Source : DACOS Marin et MOUNIER Pierre, Humanités numériques – État des lieux et positionnement de la recherche française dans le contexte international, Institut français, 2014, p. 5, 15-16

Document 3 : Les humanités numériques comme espace d'échange interdisiplinaire (Aurélien Berra, 2014)

Dans cette intervention, Aurélien Berra propose notamment de définir les humanités numériques en ces termes : espace d'échanges entre disciplines (forum interdisciplinaire et interprofessionnel) avec le numérique comme vecteur de rapprochement voire d'unification des connaissances et porteur d'une approche méthodologique ("apprendre/comprendre en faisant").

Source : BERRA Aurélien, Espistémologie des humanités numériques, WebTV de l'Université de Lille 3, 2014

Document 4 : "C'est avant tout le texte qui m'importe" (Aurélien Berra, 2012)

"En somme, le texte est polymorphe. C’est un fait ancien, mais aussi une réalité concrète pour nombre de lecteurs, dont je fais partie. Si je suis un amoureux des manuscrits, des livres, c’est avant tout le texte qui m’importe. Et s’il faut se battre pour des supports, ce n’est pas pour eux-mêmes, mais bien pour ce qu’ils permettent, à savoir une forme de communication, une forme de culture, une forme de réflexion."

Source : BERRA, Aurélien. Faire des humanités numériques In : Read/Write Book 2 : Une introduction aux humanités numériques [en ligne]. Marseille : OpenEdition Press, 2012 (généré le 04 mars 2016). Disponible sur Internet : <http://books.openedition.org/oep/238>. ISBN : 9782821813250. DOI : 10.4000/books.oep.226.

Document 5 : Pour une formation des maîtres aux enjeux épistémologiques et pédagogiques du numérique (Bernard Stiegler, 2012)

"Le numérique transforme les savoirs eux-mêmes, et non seulement les conditions de leur transmission."(...)

"À ce jour, cette transformation des savoirs n’est pas étudiée pour elle-même.
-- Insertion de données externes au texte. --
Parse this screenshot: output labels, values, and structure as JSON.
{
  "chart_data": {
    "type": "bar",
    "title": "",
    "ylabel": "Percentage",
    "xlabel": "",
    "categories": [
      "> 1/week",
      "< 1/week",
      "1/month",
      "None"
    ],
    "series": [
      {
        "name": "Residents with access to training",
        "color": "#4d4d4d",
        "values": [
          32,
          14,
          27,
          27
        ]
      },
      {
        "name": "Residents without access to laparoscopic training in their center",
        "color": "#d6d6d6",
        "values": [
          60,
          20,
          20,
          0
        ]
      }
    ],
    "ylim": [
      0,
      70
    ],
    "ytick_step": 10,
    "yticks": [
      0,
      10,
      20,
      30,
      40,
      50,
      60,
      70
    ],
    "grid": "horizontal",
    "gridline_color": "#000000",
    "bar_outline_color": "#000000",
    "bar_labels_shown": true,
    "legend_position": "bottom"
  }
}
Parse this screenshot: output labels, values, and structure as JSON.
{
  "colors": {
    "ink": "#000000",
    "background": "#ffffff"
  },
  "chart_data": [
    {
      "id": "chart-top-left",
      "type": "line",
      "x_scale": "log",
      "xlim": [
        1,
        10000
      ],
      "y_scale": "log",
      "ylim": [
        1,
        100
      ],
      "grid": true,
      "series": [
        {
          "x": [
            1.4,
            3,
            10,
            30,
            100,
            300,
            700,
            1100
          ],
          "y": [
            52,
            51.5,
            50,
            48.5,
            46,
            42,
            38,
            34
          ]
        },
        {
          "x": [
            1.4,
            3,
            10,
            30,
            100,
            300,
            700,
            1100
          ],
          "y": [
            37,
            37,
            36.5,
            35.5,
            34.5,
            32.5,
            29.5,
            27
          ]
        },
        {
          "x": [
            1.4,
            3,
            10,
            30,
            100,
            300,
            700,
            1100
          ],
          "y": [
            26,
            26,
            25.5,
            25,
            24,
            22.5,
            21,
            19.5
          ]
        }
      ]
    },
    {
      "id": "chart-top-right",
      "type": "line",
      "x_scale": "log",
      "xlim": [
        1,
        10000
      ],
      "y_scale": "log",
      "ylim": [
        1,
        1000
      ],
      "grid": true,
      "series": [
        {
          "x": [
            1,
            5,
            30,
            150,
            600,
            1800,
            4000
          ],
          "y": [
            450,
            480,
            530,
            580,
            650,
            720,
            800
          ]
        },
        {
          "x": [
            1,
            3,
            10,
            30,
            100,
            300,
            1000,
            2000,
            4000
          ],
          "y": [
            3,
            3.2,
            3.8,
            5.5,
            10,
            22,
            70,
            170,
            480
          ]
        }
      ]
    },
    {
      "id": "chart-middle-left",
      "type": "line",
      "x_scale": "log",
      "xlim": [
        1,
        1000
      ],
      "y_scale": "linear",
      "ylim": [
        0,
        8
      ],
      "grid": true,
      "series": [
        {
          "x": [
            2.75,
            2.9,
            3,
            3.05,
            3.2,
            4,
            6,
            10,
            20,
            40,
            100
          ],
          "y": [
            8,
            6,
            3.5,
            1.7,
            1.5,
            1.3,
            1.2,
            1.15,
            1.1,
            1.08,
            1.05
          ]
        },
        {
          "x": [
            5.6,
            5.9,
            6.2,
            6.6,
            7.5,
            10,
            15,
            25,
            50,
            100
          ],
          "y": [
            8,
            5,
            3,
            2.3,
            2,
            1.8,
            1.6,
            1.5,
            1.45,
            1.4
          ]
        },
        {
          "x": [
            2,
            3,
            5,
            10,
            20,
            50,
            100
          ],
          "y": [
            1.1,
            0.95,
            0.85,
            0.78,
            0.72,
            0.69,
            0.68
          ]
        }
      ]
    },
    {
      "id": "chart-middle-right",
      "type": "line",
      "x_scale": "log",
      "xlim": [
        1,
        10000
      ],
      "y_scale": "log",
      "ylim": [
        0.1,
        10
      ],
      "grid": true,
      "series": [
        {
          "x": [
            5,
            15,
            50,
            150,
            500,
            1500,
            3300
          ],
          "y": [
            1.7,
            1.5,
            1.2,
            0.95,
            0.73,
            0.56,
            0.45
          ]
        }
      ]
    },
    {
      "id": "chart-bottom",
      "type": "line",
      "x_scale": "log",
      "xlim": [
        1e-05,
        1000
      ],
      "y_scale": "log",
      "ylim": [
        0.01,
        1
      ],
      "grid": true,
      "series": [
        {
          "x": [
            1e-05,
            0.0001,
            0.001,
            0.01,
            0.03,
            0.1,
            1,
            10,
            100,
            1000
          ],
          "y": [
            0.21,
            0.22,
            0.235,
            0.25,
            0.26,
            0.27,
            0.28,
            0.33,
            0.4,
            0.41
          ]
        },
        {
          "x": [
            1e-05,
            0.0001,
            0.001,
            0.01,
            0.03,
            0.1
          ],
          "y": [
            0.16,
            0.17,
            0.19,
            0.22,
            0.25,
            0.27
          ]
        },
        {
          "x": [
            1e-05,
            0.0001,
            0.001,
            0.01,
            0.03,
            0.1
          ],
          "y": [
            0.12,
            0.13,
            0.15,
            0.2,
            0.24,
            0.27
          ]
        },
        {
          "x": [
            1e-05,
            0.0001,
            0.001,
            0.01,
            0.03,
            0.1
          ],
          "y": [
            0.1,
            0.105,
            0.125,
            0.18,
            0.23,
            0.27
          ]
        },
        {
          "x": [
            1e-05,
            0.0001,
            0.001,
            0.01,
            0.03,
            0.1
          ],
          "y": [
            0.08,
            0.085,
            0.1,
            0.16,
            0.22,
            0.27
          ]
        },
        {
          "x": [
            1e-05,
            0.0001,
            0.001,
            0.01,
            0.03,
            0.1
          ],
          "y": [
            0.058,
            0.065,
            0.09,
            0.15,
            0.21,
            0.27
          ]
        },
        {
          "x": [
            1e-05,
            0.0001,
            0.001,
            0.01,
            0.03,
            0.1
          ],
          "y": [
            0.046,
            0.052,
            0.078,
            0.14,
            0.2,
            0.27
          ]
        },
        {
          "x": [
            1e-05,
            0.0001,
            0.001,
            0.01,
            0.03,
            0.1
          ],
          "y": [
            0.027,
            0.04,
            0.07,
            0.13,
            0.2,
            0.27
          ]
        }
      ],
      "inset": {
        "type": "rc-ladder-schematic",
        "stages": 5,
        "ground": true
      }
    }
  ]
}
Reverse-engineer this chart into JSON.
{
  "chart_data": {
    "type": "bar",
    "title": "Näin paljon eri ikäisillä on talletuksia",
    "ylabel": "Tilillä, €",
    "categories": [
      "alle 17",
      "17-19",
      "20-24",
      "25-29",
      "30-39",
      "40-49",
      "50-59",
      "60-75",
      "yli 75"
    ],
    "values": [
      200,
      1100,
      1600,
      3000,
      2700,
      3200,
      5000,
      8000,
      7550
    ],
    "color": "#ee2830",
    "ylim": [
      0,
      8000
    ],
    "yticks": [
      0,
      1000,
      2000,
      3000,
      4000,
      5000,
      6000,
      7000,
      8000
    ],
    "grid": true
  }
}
Or elle doit l’être à l’avenir impérativement. Et si la refondation de l’école doit passer, comme je le crois, par l’introduction très en profondeur de l’écriture numérique dans le système académique (le système académique étant ce qui unit la recherche scientifique et l’enseignement supérieur aux enseignements secondaires et élémentaires), alors une véritable rupture épistémologique doit être opérée dans la production et la transmission des savoirs, et par une résolution à la fois scientifique, politique, institutionnelle et industrielle.

C’est cet enjeu qui conditionne la formation des maîtres des secteurs secondaire et élémentaire, aussi bien que les priorités des programmes de recherche scientifiques et d’organisation de l’enseignement supérieur.

Autrement dit, la question de la formation des maîtres aux enjeux épistémologiques et pédagogiques du numérique doit être posée et affrontée à deux niveaux :

  • d’une part, le niveau de leur formation universitaire initiale,
  • d’autre part, le niveau de leur formation pédagogique.

Le numérique ne pourra être raisonnablement (c’est à dire aussi et d’abord rationnellement) intégré à l’école qu’à la condition qu’il ait été introduit à ces deux niveaux de formation."

Source : STIEGLER Bernard, Proposition pour une politique académique du numérique dans une période de transition, Contribution au projet de loi pour la refondation de l'Ecole, Ministère de l'Education nationale, de l'enseignement supérieur et de la recherche, 2012, p. 1, 2-3

Voir aussi du même auteur, Ecriture numérique et digital studies, UTC, 2012

Document 6 : L'Ecole, le numérique et la société qui vient (collectif, 2011)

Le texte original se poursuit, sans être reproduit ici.